I simply adored Victor and didn’t even count it amongst his faults that he worshipped my husband and tended to take his side. “You must realize Uncle Willie has always been like this. It’s family legend that he’d never come home crying with a black eye as a child. He’d just crawl off into a dark corner like a wounded animal.”
“Well, I’m happy to let your uncle Willie lick his wounds.” Especially since I needed to crawl off somewhere to lick my own. I’d stayed in Paris until my husband was out of surgery. Now that his condition was stable, I was eager to join my little cherubs at the beach, where I’d sent them with their governess. And I intended for Victor to come along.
When he balked, I wiped lipstick I’d left on his cheek when I kissed him in greeting and reminded him, “No one stays in Paris in August. And you’re looking so dapper in that gray flannel and boater that you’re sure to make a splash with my lady friend.”
Victor, who had been perusing the menu, lowered it to peer at me. “What lady friend?”
“The one who will be joining us shortly for tea.”
Victor groaned. “You’re matchmaking again, aren’t you?”
“Of course I am.” Until I could do something about my own love life, I might as well meddle in someone else’s. A dreamy sort like Victor needed a practical wife to manage things—and I had just the girl in mind. “You’re going to adore Miss Sloane. A most charming creature, pretty in a natural way . . . a modern girl, just your age, here in France on business for her father.”
I’d met Miss Sloane at a charity gala in New York when some self-important socialite snubbed her. I’d taken her under my wing ever since. As the heiress to the W. & J. Sloane rugs and furniture fortune, Miss Sloane was often spurned in our circles for being New Money, but since my nephew was Old Money, it would all even out.
Still, Victor looked skeptical. “Why, pray tell, is this paragon still unmarried?”
“Because she was sensible enough to wait for you, darling!”
In truth, the Sloane family name had been tainted by scandal since the sensational divorce of Emily’s parents attracted the poisoned pen of Edith Wharton in mockery.
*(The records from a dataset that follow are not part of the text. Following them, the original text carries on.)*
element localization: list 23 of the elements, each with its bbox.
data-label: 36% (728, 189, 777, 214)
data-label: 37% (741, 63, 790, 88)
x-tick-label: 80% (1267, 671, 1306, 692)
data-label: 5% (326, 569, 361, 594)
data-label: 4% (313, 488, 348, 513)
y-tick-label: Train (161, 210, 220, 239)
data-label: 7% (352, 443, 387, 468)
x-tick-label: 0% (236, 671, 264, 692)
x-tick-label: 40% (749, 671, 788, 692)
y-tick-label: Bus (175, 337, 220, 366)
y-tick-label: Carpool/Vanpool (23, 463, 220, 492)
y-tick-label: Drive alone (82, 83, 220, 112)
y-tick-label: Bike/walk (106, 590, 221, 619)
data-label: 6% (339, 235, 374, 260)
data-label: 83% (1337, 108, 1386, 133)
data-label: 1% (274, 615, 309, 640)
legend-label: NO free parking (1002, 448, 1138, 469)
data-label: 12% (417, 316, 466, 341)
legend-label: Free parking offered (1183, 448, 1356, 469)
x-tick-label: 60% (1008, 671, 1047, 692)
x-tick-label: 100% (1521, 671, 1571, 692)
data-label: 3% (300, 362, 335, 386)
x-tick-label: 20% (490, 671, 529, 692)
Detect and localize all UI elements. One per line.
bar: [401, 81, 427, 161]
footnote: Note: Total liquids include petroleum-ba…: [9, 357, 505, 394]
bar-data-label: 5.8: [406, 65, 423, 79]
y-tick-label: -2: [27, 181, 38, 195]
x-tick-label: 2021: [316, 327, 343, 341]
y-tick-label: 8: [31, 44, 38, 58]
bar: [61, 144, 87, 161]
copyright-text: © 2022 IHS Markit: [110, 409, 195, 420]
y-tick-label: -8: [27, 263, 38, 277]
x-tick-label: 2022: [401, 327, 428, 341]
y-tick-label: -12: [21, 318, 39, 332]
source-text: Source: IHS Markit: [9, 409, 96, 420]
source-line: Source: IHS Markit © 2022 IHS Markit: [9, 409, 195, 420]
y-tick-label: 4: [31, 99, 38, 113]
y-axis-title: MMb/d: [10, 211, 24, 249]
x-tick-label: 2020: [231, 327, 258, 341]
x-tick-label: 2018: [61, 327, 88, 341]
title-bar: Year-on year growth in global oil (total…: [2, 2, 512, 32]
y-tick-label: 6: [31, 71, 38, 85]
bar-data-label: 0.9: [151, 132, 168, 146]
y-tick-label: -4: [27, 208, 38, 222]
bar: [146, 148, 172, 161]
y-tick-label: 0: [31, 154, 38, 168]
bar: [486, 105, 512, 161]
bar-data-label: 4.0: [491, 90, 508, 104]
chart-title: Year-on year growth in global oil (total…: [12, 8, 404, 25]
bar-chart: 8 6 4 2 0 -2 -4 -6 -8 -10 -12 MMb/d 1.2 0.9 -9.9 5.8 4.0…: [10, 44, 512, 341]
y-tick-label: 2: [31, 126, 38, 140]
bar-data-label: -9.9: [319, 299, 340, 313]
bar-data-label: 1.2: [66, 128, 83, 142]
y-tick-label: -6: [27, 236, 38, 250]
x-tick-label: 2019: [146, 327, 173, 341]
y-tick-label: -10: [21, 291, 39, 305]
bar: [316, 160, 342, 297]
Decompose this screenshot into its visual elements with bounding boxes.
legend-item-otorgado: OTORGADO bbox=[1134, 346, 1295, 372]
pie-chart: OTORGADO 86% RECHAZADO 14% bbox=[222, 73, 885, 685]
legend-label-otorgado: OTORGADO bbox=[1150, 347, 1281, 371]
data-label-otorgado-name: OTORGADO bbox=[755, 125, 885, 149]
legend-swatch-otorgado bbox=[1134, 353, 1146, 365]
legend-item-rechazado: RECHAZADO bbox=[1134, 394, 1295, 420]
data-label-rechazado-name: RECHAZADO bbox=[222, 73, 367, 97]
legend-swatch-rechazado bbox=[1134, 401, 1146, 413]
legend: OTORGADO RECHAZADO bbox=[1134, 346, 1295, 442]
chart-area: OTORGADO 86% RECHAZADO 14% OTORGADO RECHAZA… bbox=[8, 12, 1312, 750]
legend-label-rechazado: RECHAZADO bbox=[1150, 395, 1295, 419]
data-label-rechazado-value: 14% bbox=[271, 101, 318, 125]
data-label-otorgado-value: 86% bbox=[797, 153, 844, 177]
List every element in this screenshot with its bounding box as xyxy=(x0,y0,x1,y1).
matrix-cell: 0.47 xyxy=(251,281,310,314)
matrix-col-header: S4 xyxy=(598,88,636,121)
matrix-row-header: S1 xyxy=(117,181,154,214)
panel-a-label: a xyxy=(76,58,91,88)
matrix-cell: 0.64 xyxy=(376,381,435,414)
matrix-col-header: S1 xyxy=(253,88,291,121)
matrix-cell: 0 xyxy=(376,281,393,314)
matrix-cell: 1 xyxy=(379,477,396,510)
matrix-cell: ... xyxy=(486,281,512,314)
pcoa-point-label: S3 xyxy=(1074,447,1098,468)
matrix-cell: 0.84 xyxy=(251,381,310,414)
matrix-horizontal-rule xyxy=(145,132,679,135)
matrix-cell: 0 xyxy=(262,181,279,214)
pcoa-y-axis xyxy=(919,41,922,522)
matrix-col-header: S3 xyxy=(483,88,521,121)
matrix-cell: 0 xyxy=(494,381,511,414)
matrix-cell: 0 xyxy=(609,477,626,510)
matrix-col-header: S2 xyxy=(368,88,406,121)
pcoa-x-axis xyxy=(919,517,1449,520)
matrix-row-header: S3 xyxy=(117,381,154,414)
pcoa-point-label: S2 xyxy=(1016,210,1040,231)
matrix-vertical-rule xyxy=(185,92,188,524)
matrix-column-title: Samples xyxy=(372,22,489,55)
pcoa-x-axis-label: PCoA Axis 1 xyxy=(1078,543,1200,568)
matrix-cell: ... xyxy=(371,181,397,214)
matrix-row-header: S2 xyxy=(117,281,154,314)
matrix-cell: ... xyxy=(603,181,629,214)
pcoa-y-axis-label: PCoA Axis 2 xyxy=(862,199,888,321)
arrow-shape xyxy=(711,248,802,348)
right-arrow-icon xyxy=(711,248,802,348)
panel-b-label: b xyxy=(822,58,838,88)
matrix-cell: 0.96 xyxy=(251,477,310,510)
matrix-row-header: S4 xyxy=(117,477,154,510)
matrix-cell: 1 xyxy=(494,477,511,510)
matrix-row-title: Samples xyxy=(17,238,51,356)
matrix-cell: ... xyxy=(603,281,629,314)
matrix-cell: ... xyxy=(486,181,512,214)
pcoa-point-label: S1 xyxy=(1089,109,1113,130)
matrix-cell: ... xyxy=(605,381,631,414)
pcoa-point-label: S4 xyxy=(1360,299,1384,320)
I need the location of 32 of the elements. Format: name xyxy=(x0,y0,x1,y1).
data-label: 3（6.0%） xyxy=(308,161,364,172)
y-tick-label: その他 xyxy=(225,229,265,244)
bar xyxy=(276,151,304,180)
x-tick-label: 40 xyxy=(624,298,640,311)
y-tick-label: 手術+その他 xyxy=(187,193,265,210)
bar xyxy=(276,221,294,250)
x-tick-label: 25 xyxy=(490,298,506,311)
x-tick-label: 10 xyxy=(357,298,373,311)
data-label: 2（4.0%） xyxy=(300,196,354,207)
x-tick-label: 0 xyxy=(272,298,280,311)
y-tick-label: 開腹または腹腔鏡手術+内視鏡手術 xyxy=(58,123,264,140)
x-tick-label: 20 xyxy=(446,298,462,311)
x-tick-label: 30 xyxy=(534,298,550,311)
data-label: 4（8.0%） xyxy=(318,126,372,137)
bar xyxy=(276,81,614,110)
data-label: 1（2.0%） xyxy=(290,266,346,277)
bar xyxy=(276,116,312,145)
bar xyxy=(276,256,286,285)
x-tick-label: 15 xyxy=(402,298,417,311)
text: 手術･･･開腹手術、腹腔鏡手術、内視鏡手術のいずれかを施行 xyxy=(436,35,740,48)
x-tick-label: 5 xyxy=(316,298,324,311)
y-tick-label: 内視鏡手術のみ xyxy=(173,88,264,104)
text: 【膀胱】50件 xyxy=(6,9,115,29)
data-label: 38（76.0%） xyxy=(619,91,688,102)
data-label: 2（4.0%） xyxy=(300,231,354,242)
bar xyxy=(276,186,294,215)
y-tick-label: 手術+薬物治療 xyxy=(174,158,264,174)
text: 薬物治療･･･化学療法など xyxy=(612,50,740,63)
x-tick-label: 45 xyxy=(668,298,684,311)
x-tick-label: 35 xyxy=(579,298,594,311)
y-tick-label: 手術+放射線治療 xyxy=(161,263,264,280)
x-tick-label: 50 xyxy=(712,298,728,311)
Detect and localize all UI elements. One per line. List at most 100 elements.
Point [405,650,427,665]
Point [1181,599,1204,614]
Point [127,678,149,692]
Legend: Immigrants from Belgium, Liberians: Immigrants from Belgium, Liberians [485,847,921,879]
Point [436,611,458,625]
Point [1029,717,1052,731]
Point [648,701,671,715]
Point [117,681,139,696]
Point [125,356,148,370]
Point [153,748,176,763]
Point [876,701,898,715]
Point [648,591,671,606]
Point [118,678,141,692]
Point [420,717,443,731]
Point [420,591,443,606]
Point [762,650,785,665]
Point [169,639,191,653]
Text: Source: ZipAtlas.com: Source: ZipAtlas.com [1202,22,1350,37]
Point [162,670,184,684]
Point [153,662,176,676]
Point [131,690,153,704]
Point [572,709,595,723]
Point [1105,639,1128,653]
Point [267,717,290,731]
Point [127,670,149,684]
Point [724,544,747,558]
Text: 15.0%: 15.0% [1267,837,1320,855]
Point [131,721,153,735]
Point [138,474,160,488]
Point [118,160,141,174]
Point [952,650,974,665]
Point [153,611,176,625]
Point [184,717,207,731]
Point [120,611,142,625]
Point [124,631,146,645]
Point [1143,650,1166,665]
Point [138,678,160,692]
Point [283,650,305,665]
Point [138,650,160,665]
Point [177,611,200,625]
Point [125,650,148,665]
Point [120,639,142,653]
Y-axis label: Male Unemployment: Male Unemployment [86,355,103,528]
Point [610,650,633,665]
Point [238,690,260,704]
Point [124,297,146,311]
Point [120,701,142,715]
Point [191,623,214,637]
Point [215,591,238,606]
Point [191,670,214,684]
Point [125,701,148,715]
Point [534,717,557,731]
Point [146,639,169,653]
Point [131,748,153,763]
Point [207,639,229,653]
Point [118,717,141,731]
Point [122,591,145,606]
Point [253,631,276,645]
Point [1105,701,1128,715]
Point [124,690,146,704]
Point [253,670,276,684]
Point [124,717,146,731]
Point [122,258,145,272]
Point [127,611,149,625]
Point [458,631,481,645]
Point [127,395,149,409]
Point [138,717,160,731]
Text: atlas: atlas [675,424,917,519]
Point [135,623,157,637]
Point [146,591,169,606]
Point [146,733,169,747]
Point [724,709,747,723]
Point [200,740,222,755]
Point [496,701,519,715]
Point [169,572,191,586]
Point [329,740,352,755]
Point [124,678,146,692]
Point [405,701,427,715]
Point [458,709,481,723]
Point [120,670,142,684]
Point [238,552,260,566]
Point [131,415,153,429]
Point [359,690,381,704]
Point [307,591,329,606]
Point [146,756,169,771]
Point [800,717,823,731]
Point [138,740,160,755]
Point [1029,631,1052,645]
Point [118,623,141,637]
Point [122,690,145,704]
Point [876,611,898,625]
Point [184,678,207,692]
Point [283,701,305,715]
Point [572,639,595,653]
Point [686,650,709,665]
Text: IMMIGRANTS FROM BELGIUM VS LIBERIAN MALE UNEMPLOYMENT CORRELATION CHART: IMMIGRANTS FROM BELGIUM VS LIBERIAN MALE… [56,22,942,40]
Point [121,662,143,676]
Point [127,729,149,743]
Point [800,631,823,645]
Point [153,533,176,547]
In the divorce settlement, Emily’s mother had faced a choice between keeping her children or her lover.
She’d chosen the lover.
Poor Emily Sloane—deprived of a mother since the tender age of six—could scarcely have entertained the idea that true love was possible, but I felt confident Victor could change her mind.
Practical-minded girls adore sensitive, poetic young men, after all . . .
Now, through the crowd, Miss Sloane approached, and though her hat was two seasons old, she’d dressed sensibly for the heat in white chiffon. By way of greeting, she waved her newspaper and said, “The world has gone mad!”
Ignoring the bold headlines and the danger of war they portended, I said, “Miss Sloane, I don’t believe you’ve met my nephew.”
Having stood to greet her, he now tipped his hat. “Victor Chapman.”
“Emily Sloane,” she replied, displaying no apparent distress to be seen without a speck of rouge by an eligible bachelor.
Victor cleared his throat. “I hope you don’t mind my joining you for tea. My aunt Bea is—”
“Positively dying of thirst.” While my nephew held out Miss Sloane’s seat and summoned a waiter, I smiled. “Isn’t this a magnificent hotel? I adore the classical style. Which reminds me—did I mention that Victor is studying to be an architect?”